Меня этот вопрос несколько удивляет, и я смущенно опускаю голову.

— Видите ли, я ведь не психиатр. По правде говоря, я даже плохой психолог, но…

— Но?

— Возникают какие-то фрейдистские символы…[1] и опять же добровольное самозаточение Валери Ватсон, тоже окруженное символами: бутылка с клоуном, стеклянный бочонок, отверстия в часах и стене, решетка, ритмические качания маятника… На мой взгляд, все это связано с ее бессознательным или осознанным отказом следовать за этим дурацким сном.

— Речь вовсе не идет о дурацком сне, господин Милланд. Лучше скажем, за нормальным сном. Нас интересуют именно эти сенестезические реакции бессознательного, но, кроме того, нас в основном беспокоит сам беспрецедентный эксперимент профессора Грегори Ватсона. Вы совершенно уверены, что профессор ничего вам не рассказывал о сути своих психо-физиологических опытов?

Словно клоун в бутылке, я помотал головой справа налево и слева направо.

Их здесь было четверо, и они смотрели на меня с явным интересом. А я в свою очередь внимательно разглядывал их.

Первым был профессор Энтони Грейсон, руководитель Психо-физиологического центра в Бостоне. Высокий, худой и лысый, с выпуклым, куполообразным черепом. Он пользовался широкой известностью. На его слегка крючковатом носу сидели очки в черепаховой оправе.

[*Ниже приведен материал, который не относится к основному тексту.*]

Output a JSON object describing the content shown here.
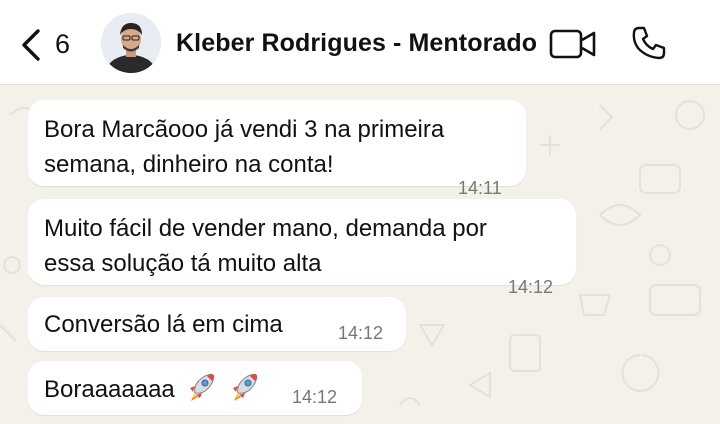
{
  "header": {
    "unread_count": "6",
    "contact_name": "Kleber Rodrigues - Mentorado"
  },
  "messages": [
    {
      "lines": [
        "Bora Marcãooo já vendi 3 na primeira",
        "semana, dinheiro na conta!"
      ],
      "time": "14:11"
    },
    {
      "lines": [
        "Muito fácil de vender mano, demanda por",
        "essa solução tá muito alta"
      ],
      "time": "14:12"
    },
    {
      "lines": [
        "Conversão lá em cima"
      ],
      "time": "14:12"
    },
    {
      "lines": [
        "Boraaaaaaa"
      ],
      "emojis": [
        "rocket-icon",
        "rocket-icon"
      ],
      "time": "14:12"
    }
  ],
  "colors": {
    "chat_background": "#f4f1ea",
    "bubble_background": "#ffffff",
    "timestamp": "#777777"
  }
}
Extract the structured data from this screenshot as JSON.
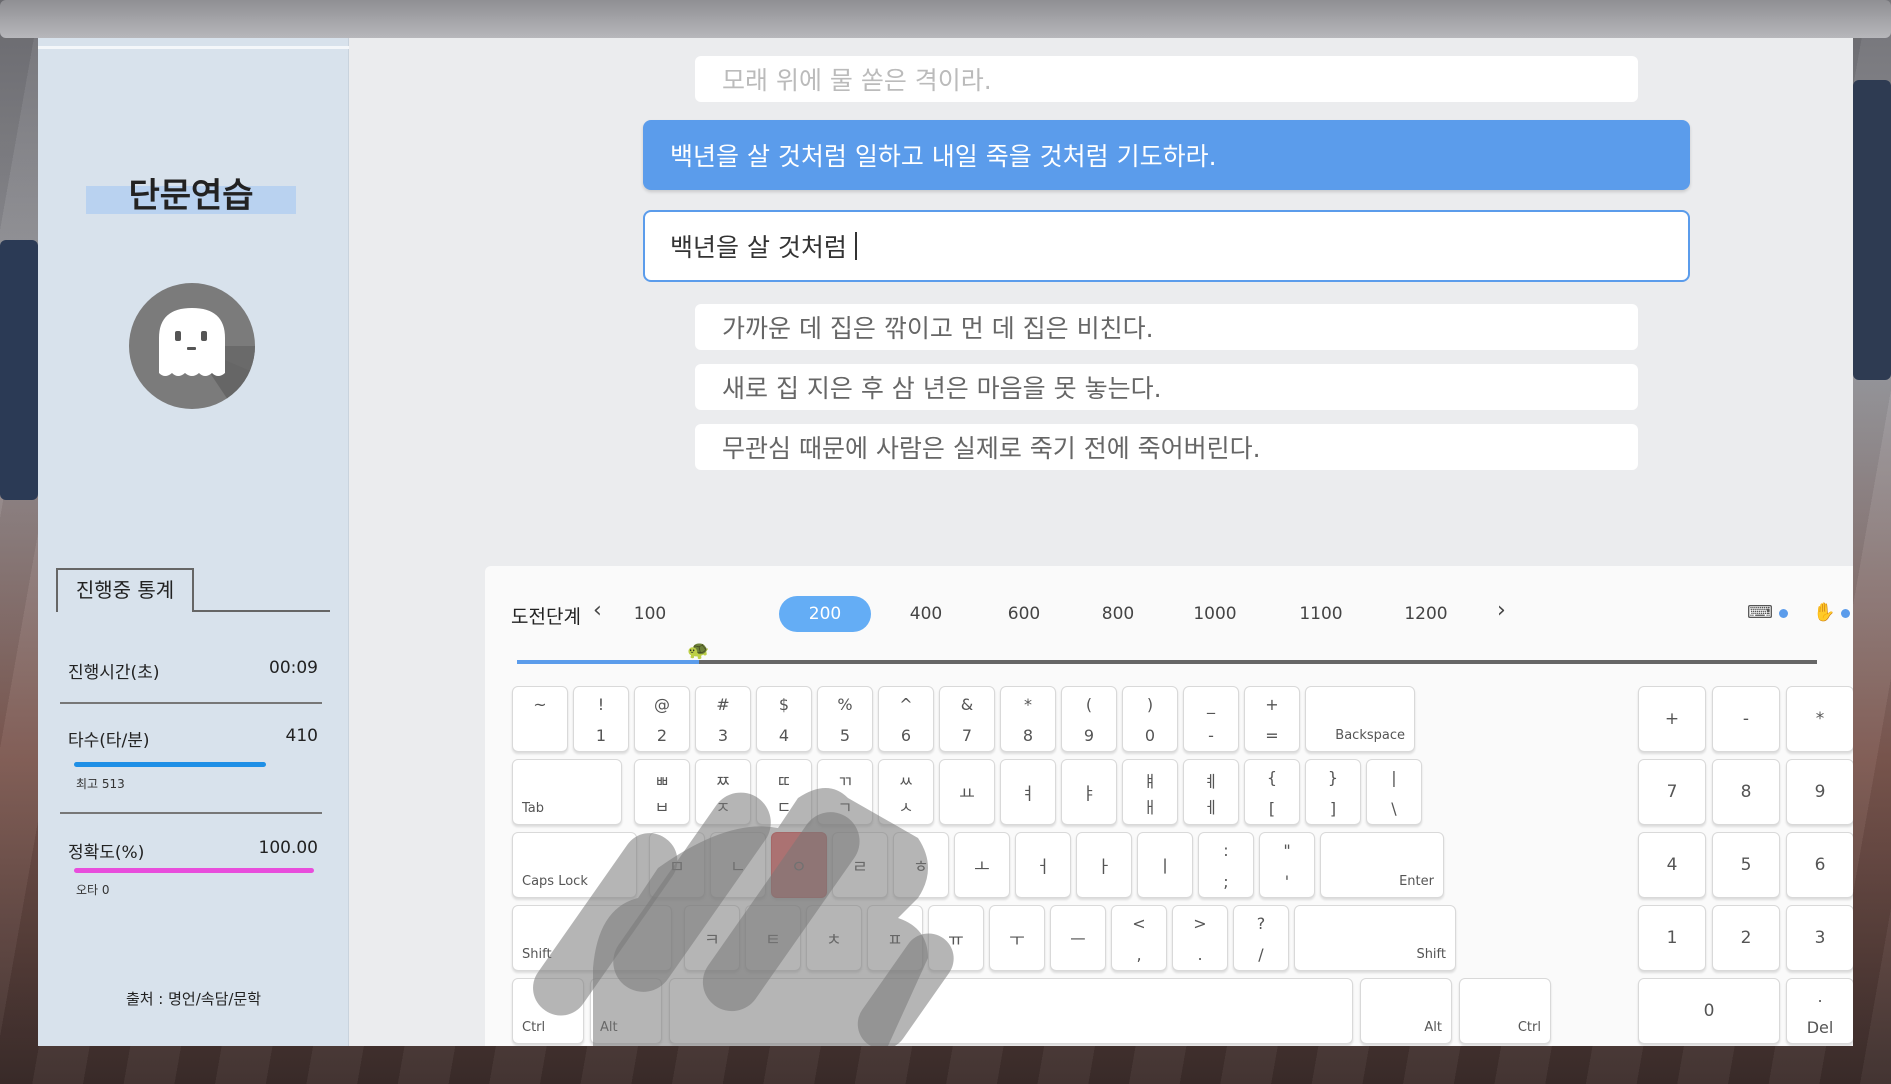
{
  "sidebar": {
    "title": "단문연습",
    "stats_tab": "진행중 통계",
    "elapsed": {
      "label": "진행시간(초)",
      "value": "00:09"
    },
    "speed": {
      "label": "타수(타/분)",
      "value": "410",
      "best": "최고 513",
      "bar_color": "#1e8fe6",
      "level": 0.8
    },
    "accuracy": {
      "label": "정확도(%)",
      "value": "100.00",
      "typos": "오타 0",
      "bar_color": "#e84ddc",
      "level": 1.0
    },
    "source": "출처 : 명언/속담/문학"
  },
  "sentences": {
    "previous": "모래 위에 물 쏟은 격이라.",
    "current": "백년을 살 것처럼 일하고 내일 죽을 것처럼 기도하라.",
    "typed": "백년을 살 것처럼",
    "next": [
      "가까운 데 집은 깎이고 먼 데 집은 비친다.",
      "새로 집 지은 후 삼 년은 마음을 못 놓는다.",
      "무관심 때문에 사람은 실제로 죽기 전에 죽어버린다."
    ]
  },
  "levels": {
    "label": "도전단계",
    "prev_icon": "chevron-left-icon",
    "next_icon": "chevron-right-icon",
    "items": [
      "100",
      "200",
      "400",
      "600",
      "800",
      "1000",
      "1100",
      "1200"
    ],
    "active": "200",
    "progress": 0.14,
    "marker_icon": "turtle-icon",
    "accent": "#5b9ceb"
  },
  "toolbar_icons": [
    "keyboard-icon",
    "hand-icon"
  ],
  "keyboard": {
    "highlight_color": "#e96b6b",
    "highlighted_key": "ㅇ",
    "rows": [
      [
        [
          "~",
          ""
        ],
        [
          "!",
          "1"
        ],
        [
          "@",
          "2"
        ],
        [
          "#",
          "3"
        ],
        [
          "$",
          "4"
        ],
        [
          "%",
          "5"
        ],
        [
          "^",
          "6"
        ],
        [
          "&",
          "7"
        ],
        [
          "*",
          "8"
        ],
        [
          "(",
          "9"
        ],
        [
          ")",
          "0"
        ],
        [
          "_",
          "-"
        ],
        [
          "+",
          "="
        ]
      ],
      [
        [
          "ㅃ",
          "ㅂ"
        ],
        [
          "ㅉ",
          "ㅈ"
        ],
        [
          "ㄸ",
          "ㄷ"
        ],
        [
          "ㄲ",
          "ㄱ"
        ],
        [
          "ㅆ",
          "ㅅ"
        ],
        [
          "ㅛ",
          ""
        ],
        [
          "ㅕ",
          ""
        ],
        [
          "ㅑ",
          ""
        ],
        [
          "ㅒ",
          "ㅐ"
        ],
        [
          "ㅖ",
          "ㅔ"
        ],
        [
          "{",
          "["
        ],
        [
          "}",
          "]"
        ],
        [
          "|",
          "\\"
        ]
      ],
      [
        "ㅁ",
        "ㄴ",
        "ㅇ",
        "ㄹ",
        "ㅎ",
        "ㅗ",
        "ㅓ",
        "ㅏ",
        "ㅣ",
        [
          ":",
          ";"
        ],
        [
          "\"",
          "'"
        ]
      ],
      [
        "ㅋ",
        "ㅌ",
        "ㅊ",
        "ㅍ",
        "ㅠ",
        "ㅜ",
        "ㅡ",
        [
          "<",
          ","
        ],
        [
          ">",
          "."
        ],
        [
          "?",
          "/"
        ]
      ]
    ],
    "backspace": "Backspace",
    "tab": "Tab",
    "caps": "Caps Lock",
    "enter": "Enter",
    "shift": "Shift",
    "ctrl": "Ctrl",
    "alt": "Alt",
    "numpad": {
      "ops": [
        "+",
        "-",
        "*"
      ],
      "row1": [
        "7",
        "8",
        "9"
      ],
      "row2": [
        "4",
        "5",
        "6"
      ],
      "row3": [
        "1",
        "2",
        "3"
      ],
      "zero": "0",
      "del_top": ".",
      "del": "Del"
    }
  }
}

Рядом с ним Людвик Эймс, известный фармаколог.

Этот маленький нервный человечек постоянно хрустел своими тонкими пальцами. Лицо его было сильно загорелым, а маленькие, соломенного цвета глазки постоянно выражали настороженное внимание.

Что касается Фреда Линдсея и Герберта Дейтона, то это была парочка всемирно известных психиатров. Долгие годы они дружили с профессором Ватсоном и представляли из себя двух невозмутимых существ, которые, если и говорили, то самый необходимый минимум. Чем больше я смотрел на них, тем больше убеждался, что они напоминают больших говорящих кукол.

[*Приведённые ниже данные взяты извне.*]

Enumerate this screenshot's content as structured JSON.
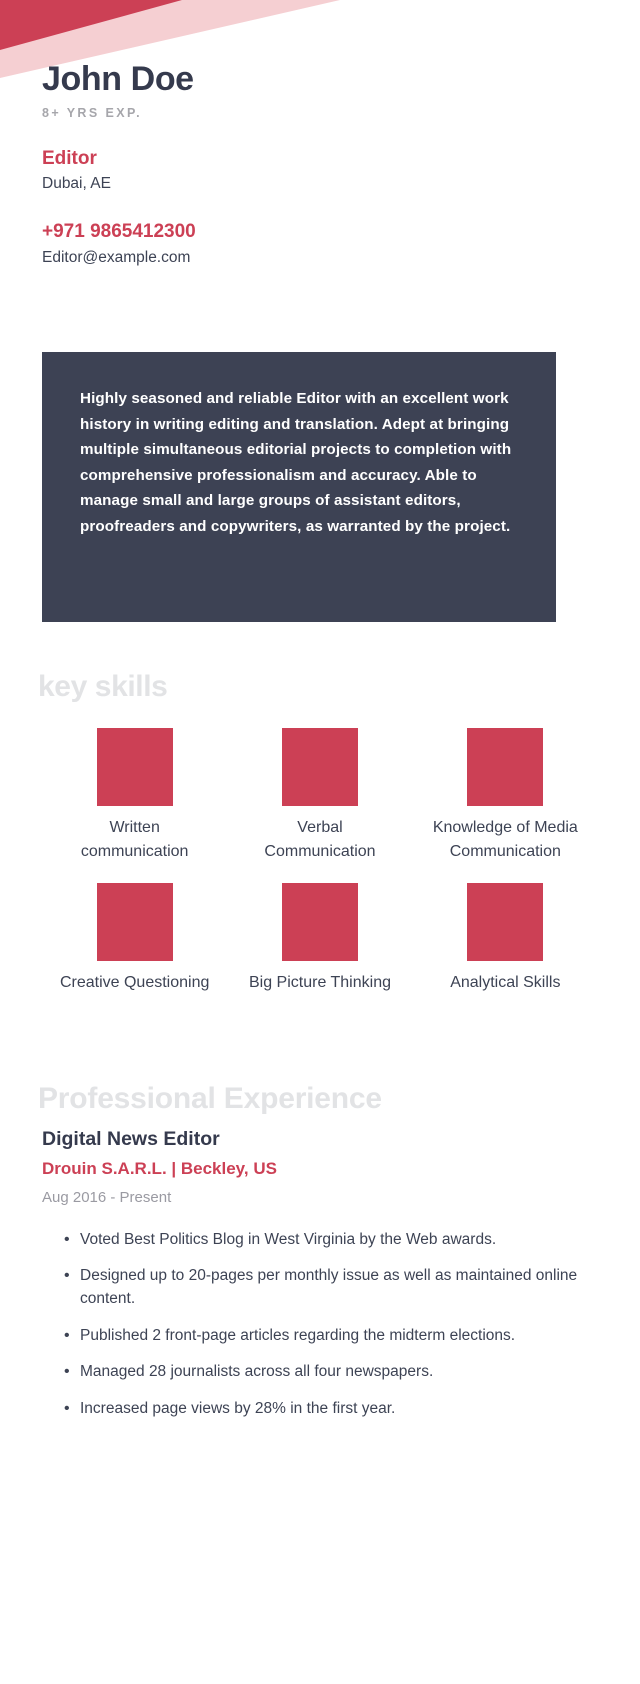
{
  "theme": {
    "accent_red": "#cc4055",
    "accent_pink": "#f5cfd2",
    "dark_panel": "#3d4254",
    "heading_gray": "#e2e3e5",
    "body_text": "#3d4354",
    "muted_text": "#9a9aa2"
  },
  "header": {
    "name": "John Doe",
    "years_experience": "8+ YRS EXP.",
    "job_title": "Editor",
    "location": "Dubai, AE",
    "phone": "+971 9865412300",
    "email": "Editor@example.com"
  },
  "summary": {
    "text": "Highly seasoned and reliable Editor with an excellent work history in writing editing and translation. Adept at bringing multiple simultaneous editorial projects to completion with comprehensive professionalism and accuracy. Able to manage small and large groups of assistant editors, proofreaders and copywriters, as warranted by the project."
  },
  "key_skills": {
    "heading": "key skills",
    "items": [
      {
        "label": "Written communication"
      },
      {
        "label": "Verbal Communication"
      },
      {
        "label": "Knowledge of Media Communication"
      },
      {
        "label": "Creative Questioning"
      },
      {
        "label": "Big Picture Thinking"
      },
      {
        "label": "Analytical Skills"
      }
    ]
  },
  "experience": {
    "heading": "Professional Experience",
    "jobs": [
      {
        "role": "Digital News Editor",
        "company": "Drouin S.A.R.L. | Beckley, US",
        "dates": "Aug 2016 - Present",
        "bullets": [
          "Voted Best Politics Blog in West Virginia by the Web awards.",
          "Designed up to 20-pages per monthly issue as well as maintained online content.",
          "Published 2 front-page articles regarding the midterm elections.",
          "Managed 28 journalists across all four newspapers.",
          "Increased page views by 28% in the first year."
        ]
      }
    ]
  }
}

Эти четверо вот уже три дня бродили туда-сюда по коттеджу Ватсонов.

Здесь-то я их и нашел час назад, когда позвонил у калитки коттеджа, прибыв по личному приглашению профессора Грегори Ватсона.

Все это я объяснил им в нескольких словах.

Зовут меня Роберт Милланд, я американец и работаю в Центре электроники в Мельбурне уже многие годы, то есть с того времени, как ушел из компании «Дженерал моторс».

До этого я не был знаком с профессором Грегори Ватсоном, как никогда не видел ни Евы, ни Адама, и когда получил от него приглашение через Грехэма Вилея, то очень удивился.

Оказывается, я выбран из двухсот техников в помощники профессору Ватсону для работ в области электроники.

Больше я ничего не знал, если не считать, что мне было обещано ежемесячное королевское вознаграждение.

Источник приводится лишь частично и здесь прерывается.